Since then, the SLA evolution continues from the stage of SLA for Peer-to-Peer computing to the stage of SLA for Utility Computing. Notably, the emergence of Grid Computing and Utility Computing triggered several important advancements in the specification of SLAs. This is because the openness and autonomy of grids and utility-oriented service provisioning model required specification formats that were not restricted to any organization or application domain’s syntax or semantics.

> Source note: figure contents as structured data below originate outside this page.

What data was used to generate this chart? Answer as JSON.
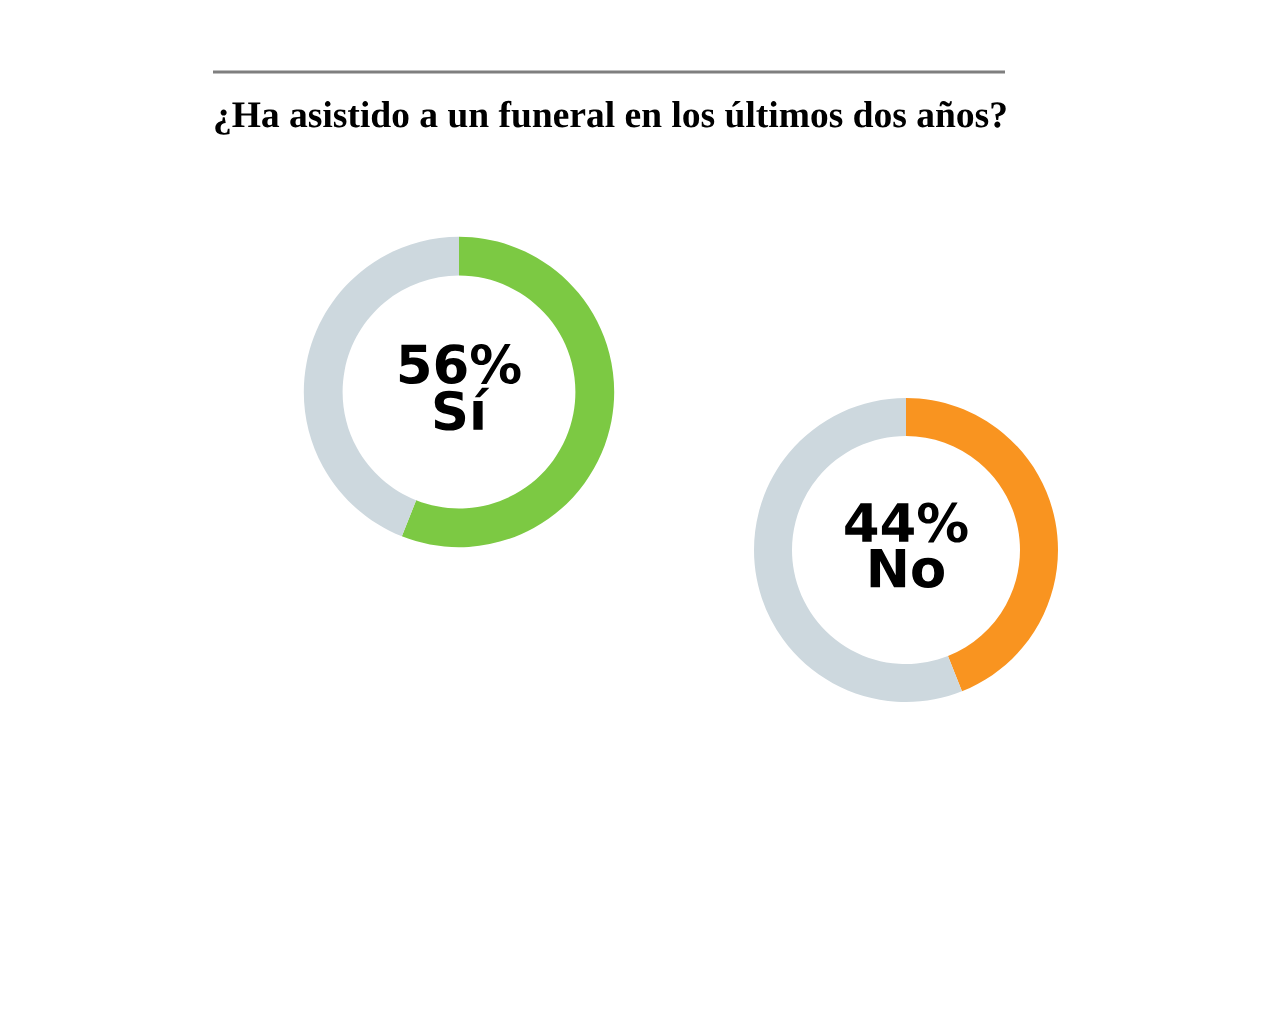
{
  "chart_data": [
    {
      "type": "donut",
      "title": "¿Ha asistido a un funeral en los últimos dos años?",
      "categories": [
        "Sí",
        null
      ],
      "values": [
        56,
        44
      ],
      "colors": [
        "#7cc943",
        "#cdd8de"
      ],
      "value_labels": [
        "56%",
        null
      ]
    },
    {
      "type": "donut",
      "categories": [
        "No",
        null
      ],
      "values": [
        44,
        56
      ],
      "colors": [
        "#f99420",
        "#cdd8de"
      ],
      "value_labels": [
        "44%",
        null
      ]
    }
  ]
}
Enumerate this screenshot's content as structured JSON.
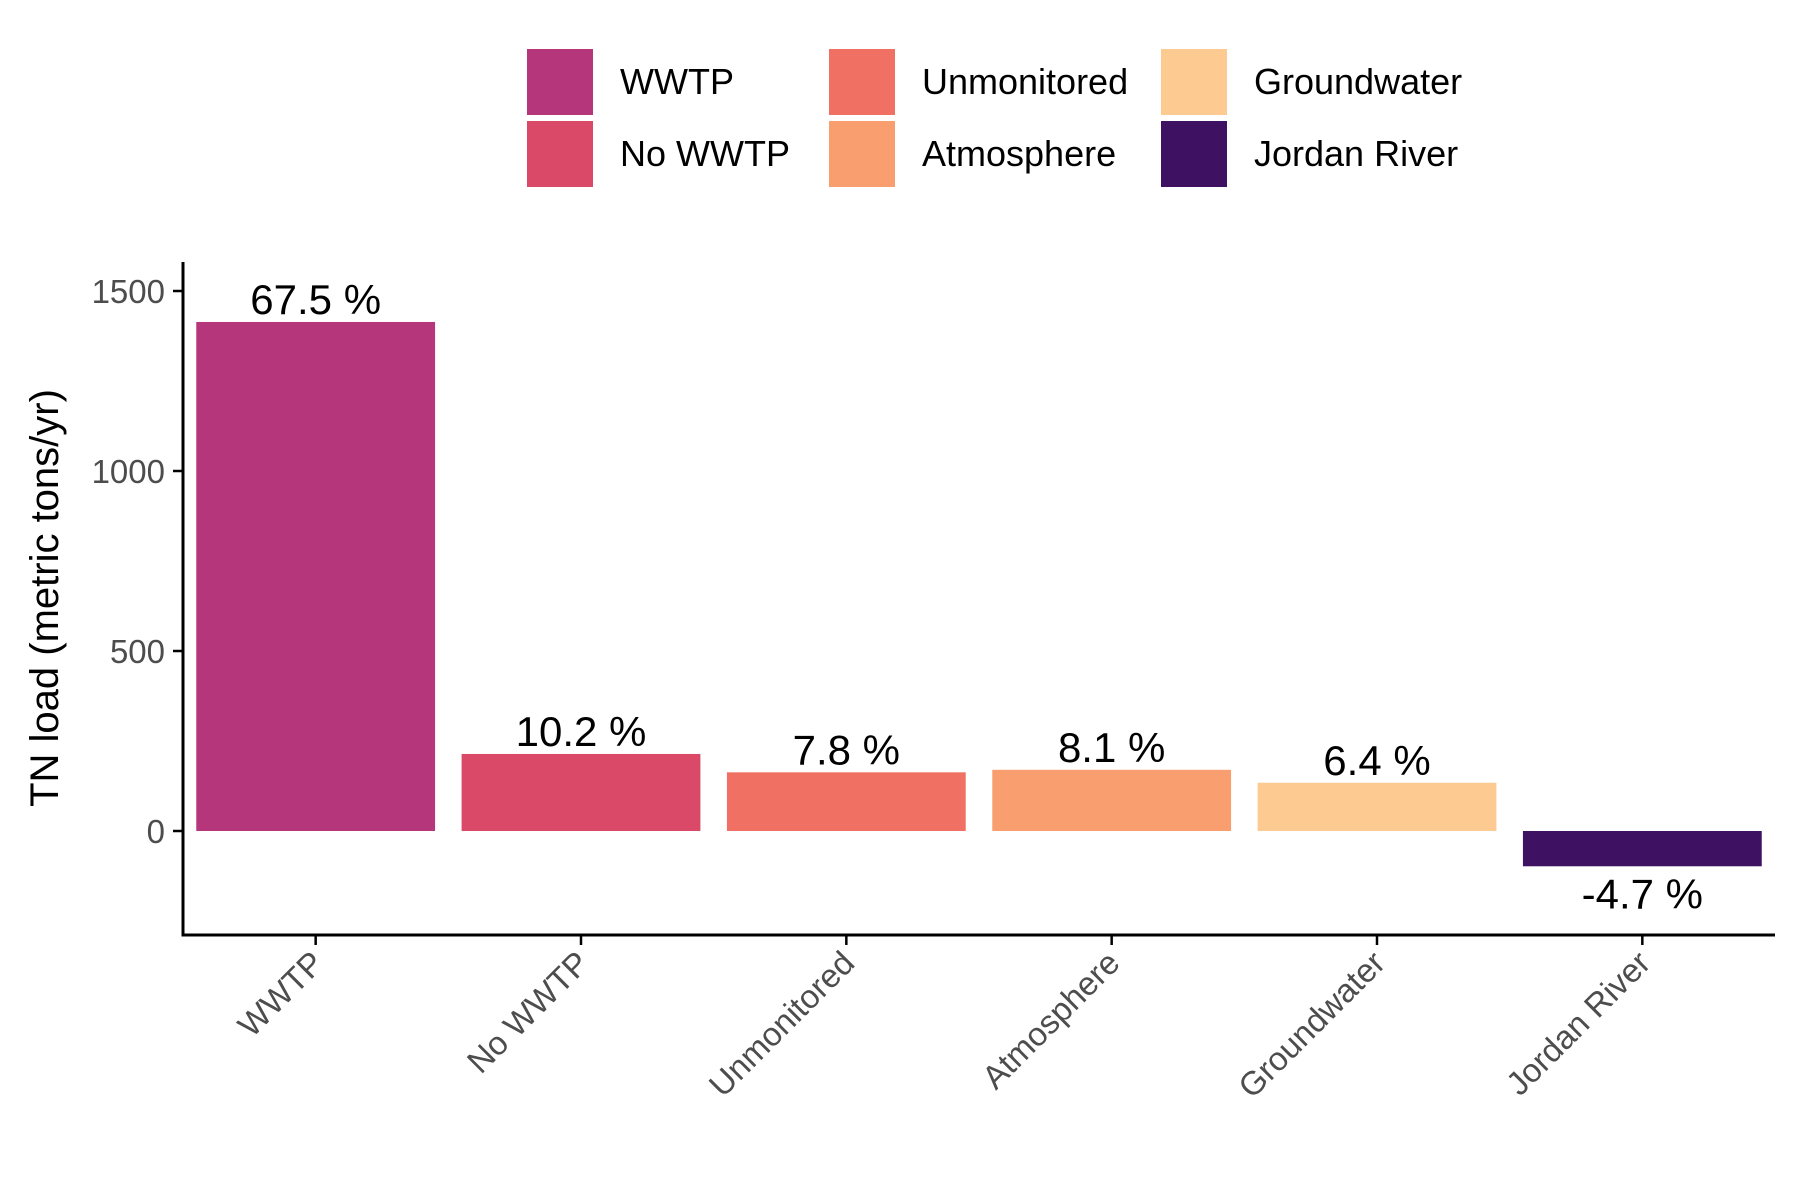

Further, the rapid growth of the cloud market leading to the emergence of new services, new ways for service provisioning and new interaction and collaboration models both amongst cloud providers and service ecosystems drives the extensive exploitation of SLAs for cloud computing. The continuous technological advancement of distributed computing drives the application of SLA to the current stage of SLAs for cloud-hosted BDAAs. In this stage, the importance and sophistication of SLA increases than ever before. However, the research on this particular stage is far from mature.

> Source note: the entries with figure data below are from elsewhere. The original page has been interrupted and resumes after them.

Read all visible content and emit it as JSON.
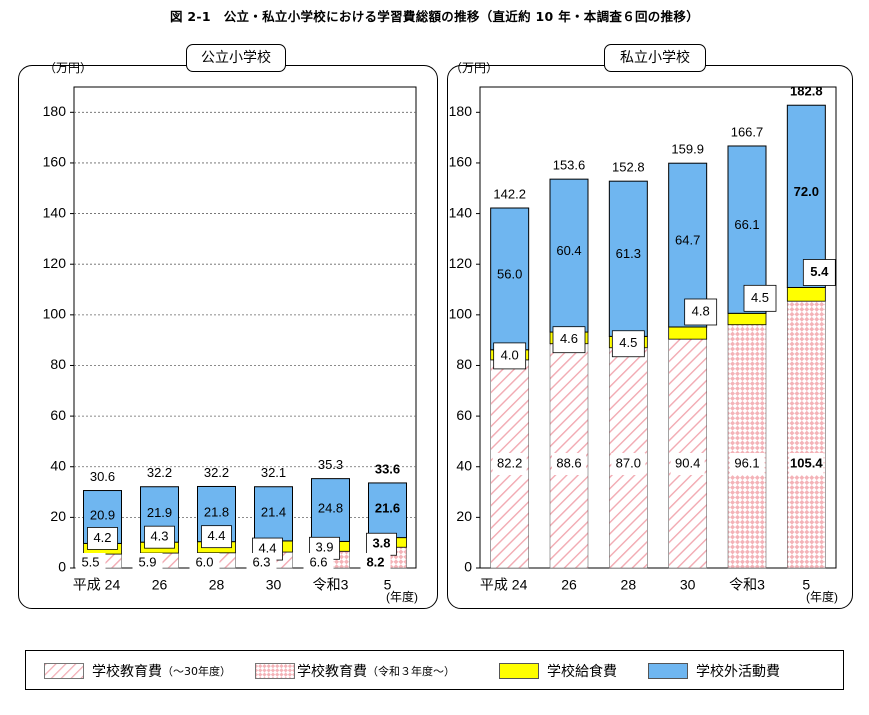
{
  "title": "図 2-1　公立・私立小学校における学習費総額の推移（直近約 10 年・本調査６回の推移）",
  "colors": {
    "hatch_diag": "#f2a9b1",
    "hatch_check": "#f4b3b8",
    "lunch": "#ffff00",
    "outside": "#6fb6f0",
    "grid": "#666666"
  },
  "legend": {
    "items": [
      {
        "label": "学校教育費",
        "sub": "（～30年度）",
        "swatch": "diag"
      },
      {
        "label": "学校教育費",
        "sub": "（令和３年度～）",
        "swatch": "check"
      },
      {
        "label": "学校給食費",
        "sub": "",
        "swatch": "lunch"
      },
      {
        "label": "学校外活動費",
        "sub": "",
        "swatch": "outside"
      }
    ]
  },
  "chart_data": [
    {
      "type": "bar",
      "stacked": true,
      "panel_title": "公立小学校",
      "ylabel": "（万円）",
      "xunit": "(年度)",
      "ylim": [
        0,
        190
      ],
      "yticks": [
        0,
        20,
        40,
        60,
        80,
        100,
        120,
        140,
        160,
        180
      ],
      "grid": true,
      "categories": [
        "平成 24",
        "26",
        "28",
        "30",
        "令和3",
        "5"
      ],
      "series": [
        {
          "name": "学校教育費",
          "values": [
            5.5,
            5.9,
            6.0,
            6.3,
            6.6,
            8.2
          ]
        },
        {
          "name": "学校給食費",
          "values": [
            4.2,
            4.3,
            4.4,
            4.4,
            3.9,
            3.8
          ]
        },
        {
          "name": "学校外活動費",
          "values": [
            20.9,
            21.9,
            21.8,
            21.4,
            24.8,
            21.6
          ]
        }
      ],
      "totals": [
        30.6,
        32.2,
        32.2,
        32.1,
        35.3,
        33.6
      ],
      "labels": {
        "education": [
          "5.5",
          "5.9",
          "6.0",
          "6.3",
          "6.6",
          "8.2"
        ],
        "lunch": [
          "4.2",
          "4.3",
          "4.4",
          "4.4",
          "3.9",
          "3.8"
        ],
        "outside": [
          "20.9",
          "21.9",
          "21.8",
          "21.4",
          "24.8",
          "21.6"
        ],
        "total": [
          "30.6",
          "32.2",
          "32.2",
          "32.1",
          "35.3",
          "33.6"
        ]
      }
    },
    {
      "type": "bar",
      "stacked": true,
      "panel_title": "私立小学校",
      "ylabel": "（万円）",
      "xunit": "(年度)",
      "ylim": [
        0,
        190
      ],
      "yticks": [
        0,
        20,
        40,
        60,
        80,
        100,
        120,
        140,
        160,
        180
      ],
      "grid": false,
      "categories": [
        "平成 24",
        "26",
        "28",
        "30",
        "令和3",
        "5"
      ],
      "series": [
        {
          "name": "学校教育費",
          "values": [
            82.2,
            88.6,
            87.0,
            90.4,
            96.1,
            105.4
          ]
        },
        {
          "name": "学校給食費",
          "values": [
            4.0,
            4.6,
            4.5,
            4.8,
            4.5,
            5.4
          ]
        },
        {
          "name": "学校外活動費",
          "values": [
            56.0,
            60.4,
            61.3,
            64.7,
            66.1,
            72.0
          ]
        }
      ],
      "totals": [
        142.2,
        153.6,
        152.8,
        159.9,
        166.7,
        182.8
      ],
      "labels": {
        "education": [
          "82.2",
          "88.6",
          "87.0",
          "90.4",
          "96.1",
          "105.4"
        ],
        "lunch": [
          "4.0",
          "4.6",
          "4.5",
          "4.8",
          "4.5",
          "5.4"
        ],
        "outside": [
          "56.0",
          "60.4",
          "61.3",
          "64.7",
          "66.1",
          "72.0"
        ],
        "total": [
          "142.2",
          "153.6",
          "152.8",
          "159.9",
          "166.7",
          "182.8"
        ]
      }
    }
  ]
}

It is worth mentioning that although CC is widely applied, it still has some re- strictions. The fundamental restrictions lies in the correspondence between the cloud and the end devices. Such correspondence is not appropriate for a large set of cloud- based BDAAs such as the latency-sensitive applications (e.g.,disaster management, fire detection and firefighting, and content delivery applications etc.,). Hence, two new computing paradigms are proposed to address such issues. They are Fog Computing [173, 174] and Edge Computing [175, 176]:
• Fog Computing (FC): refers a novel architecture that extends the traditional CC architecture to the edge of the network. With fog, the processing of some application components (e.g., latency-sensitive ones) can take place at the edge of the network, while others (e.g., delay-tolerant and computational intensive components) can happen in the Cloud.
• Edge Computing (EC): refers to the enabling technologies allowing computation to be performed at the edge of the network, on downstream data on behalf of cloud services and upstream data on behalf of IoT services. The “edge” is denoted
as any computing and network resources along the path between data sources and Cloud data centers.

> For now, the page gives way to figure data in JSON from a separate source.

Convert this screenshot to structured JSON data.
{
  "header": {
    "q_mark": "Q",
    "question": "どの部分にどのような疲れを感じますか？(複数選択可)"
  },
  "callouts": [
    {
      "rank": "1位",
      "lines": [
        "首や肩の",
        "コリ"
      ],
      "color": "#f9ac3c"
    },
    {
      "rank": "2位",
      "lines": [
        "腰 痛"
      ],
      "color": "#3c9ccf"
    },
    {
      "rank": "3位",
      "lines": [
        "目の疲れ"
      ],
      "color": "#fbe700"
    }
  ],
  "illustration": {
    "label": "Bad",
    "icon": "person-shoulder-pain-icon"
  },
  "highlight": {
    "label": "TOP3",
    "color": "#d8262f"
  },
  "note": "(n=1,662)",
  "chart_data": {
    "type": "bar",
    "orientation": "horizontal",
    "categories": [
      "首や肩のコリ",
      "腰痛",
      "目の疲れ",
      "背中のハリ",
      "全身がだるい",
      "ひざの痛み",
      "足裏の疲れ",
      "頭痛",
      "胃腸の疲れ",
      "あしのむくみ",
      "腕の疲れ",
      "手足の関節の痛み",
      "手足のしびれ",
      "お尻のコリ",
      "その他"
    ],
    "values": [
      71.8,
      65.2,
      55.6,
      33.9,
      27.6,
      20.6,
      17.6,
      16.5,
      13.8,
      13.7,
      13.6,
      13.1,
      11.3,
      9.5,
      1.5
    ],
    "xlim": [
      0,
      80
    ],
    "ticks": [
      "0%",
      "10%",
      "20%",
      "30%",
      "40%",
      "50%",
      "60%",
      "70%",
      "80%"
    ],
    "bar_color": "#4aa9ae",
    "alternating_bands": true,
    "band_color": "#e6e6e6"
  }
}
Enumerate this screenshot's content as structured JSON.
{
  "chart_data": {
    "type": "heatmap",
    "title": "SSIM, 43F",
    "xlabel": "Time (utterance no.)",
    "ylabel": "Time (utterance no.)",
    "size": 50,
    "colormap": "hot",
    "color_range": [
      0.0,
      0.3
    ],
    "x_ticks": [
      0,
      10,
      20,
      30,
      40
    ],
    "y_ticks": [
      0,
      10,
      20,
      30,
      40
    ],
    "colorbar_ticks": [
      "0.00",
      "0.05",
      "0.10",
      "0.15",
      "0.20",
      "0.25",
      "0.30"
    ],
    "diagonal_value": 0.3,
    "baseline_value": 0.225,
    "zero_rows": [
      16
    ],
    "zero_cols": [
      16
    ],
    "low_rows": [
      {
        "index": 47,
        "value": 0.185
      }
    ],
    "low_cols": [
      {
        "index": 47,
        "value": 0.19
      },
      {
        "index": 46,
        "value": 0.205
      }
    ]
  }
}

FC and EC are not substitutes for CC but powerful complements. Compared to CC, compute, storage, and network resources are still the building blocks of the Cloud in FC and EC environment. However, they extend CC by enabling provisioning resources and services outside the Cloud, at the edge of the network, closer to end devices or eventually, at locations stipulated by SLAs [174]. Therefore, SLA is still a fundamental element to manage the level of service for those applications deployed in FC and EC environment, especially for latency-sensitive ones [177, 178]. For FC and EC enabled BDAAs, SLA is often influenced by many aspects (e.g., energy usage, application characteristics, service cost, network status, data locations etc.,). [178]. Hence, SLA metrics in terms of these aspects should be one of their focusing points.